Cette combinaison garantit un équilibre entre ancrage local et standards internationaux.

Une exigence qui se reflète dans un parcours de formation complet et rigoureusement conçu
Structurée en 13 modules, la formation couvre l’ensemble des dimensions de l’exploitation ferroviaire : gestion des circulations, signalisation et installations de sécurité, management de la sécurité ferroviaire (SMS), voie et ouvrages d’art, transport des matières dangereuses, rédaction des textes réglementaires et stage d’immersion opérationnelle.
La pédagogie privilégie la pratique : mises en situation réelles, exercices encadrés, simulateurs et évaluations finales permettant de mesurer concrètement les compétences acquises.


En formant ses propres agents et en mobilisant prioritairement son savoir-faire interne, la SETRAG fait un choix stratégique clair : celui de la maîtrise et de l’exigence.
Le programme ISEX ne se contente pas de transmettre des connaissances.

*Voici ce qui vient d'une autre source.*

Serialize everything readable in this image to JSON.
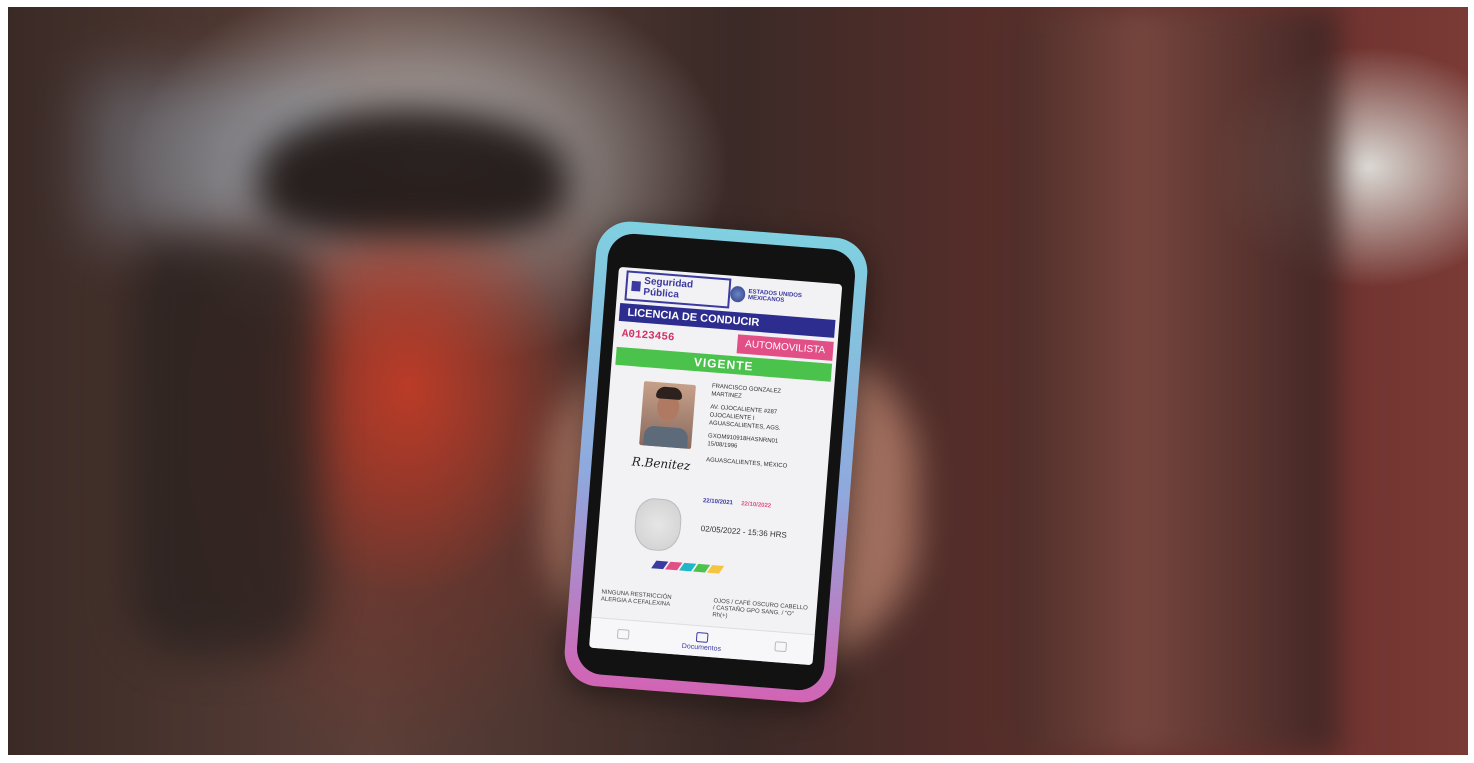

Il forge des professionnels capables d’assurer la sécurité des circulations, de garantir la ponctualité des trains et d’élever le niveau de service offert aux voyageurs. À travers cette démarche, la SETRAG affirme que la performance se construit sur le terrain, par la montée en compétences continue de ses équipes. Former, responsabiliser, perfectionner : c’est ainsi que l’excellence opérationnelle devient une réalité quotidienne.